Со стороны профессорского кабинета послышались голоса; очевидно, отворилась первая внутренняя дверь. Вислиценус встрепенулся. «Значит, никакой опасности?» – «Ни малейшей, мадемуазель, ни малейшей, ведь я вам и тогда все ясно сказал, – произнес скучающий, немного раздраженный старческий голос, – господин посол на редкость здоровый человек». На пороге появились Надя, за ней Кангаров и старый профессор. Он слегка поклонился сидевшим в приемной людям, бросив на них вопросительный взгляд: кто первый? Пациент у камина встал с решительным видом, предупреждая возможность незаконного захвата очереди. «До свидания, мадемуазель. До свидания, господин посол, будьте совершенно спокойны», – сказал профессор, впуская нового пациента. Дверь за ними затворилась.

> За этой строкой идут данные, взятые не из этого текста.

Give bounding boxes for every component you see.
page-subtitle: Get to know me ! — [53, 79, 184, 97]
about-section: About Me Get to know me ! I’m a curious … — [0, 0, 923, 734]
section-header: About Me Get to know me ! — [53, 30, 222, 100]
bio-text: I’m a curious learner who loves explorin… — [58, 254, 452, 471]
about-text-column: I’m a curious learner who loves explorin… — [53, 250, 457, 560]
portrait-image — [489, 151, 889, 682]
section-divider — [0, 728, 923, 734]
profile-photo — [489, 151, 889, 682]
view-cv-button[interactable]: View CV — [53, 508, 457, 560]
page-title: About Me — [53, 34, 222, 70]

Надя чуть не ахнула, увидев Вислиценуса. «Господи, его просто узнать нельзя! За год состарился лет на пятнадцать!..» Кангаров-Московский смутился чрезвычайно; эта встреча оказалась для него совершенно неожиданной; он даже в первую минуту отступил в сторону, оставив их вдвоем, так что они оказались как бы в положении шаров в начале карамбольной партии. «Мы, однако, с ним уже встречались после того инцидента в ресторане», – с недоумением подумал Вислиценус, поздоровавшись с Надеждой Ивановной и заметив растерянность посла. Они в самом деле раз встретились в прошлый приезд Кангарова в Париж и холодно обменялись несколькими словами. Вислиценус догадывался – да и знал по некоторым сообщениям, – что нажил в Кангарове смертельного врага. «Ну как знаешь: хочешь – здоровайся, не хочешь – тем приятнее…» Кангаров нерешительно сделал два шага вперед, поздоровался и снова отступил на позицию первого, начинающего партию бильярдного шара. Он был, видимо, крайне расстроен встречей. Надя заговорила сразу о нескольких предметах: о здоровье Вислиценуса – «вид у вас, право, скорее хороший», – о Париже – «ах, какой город! Москва не Москва, но всегда приезжаю с восторгом!» – о профессоре – «нет, это прямо замечательный человек: все понимает с полуслова и все видит насквозь!».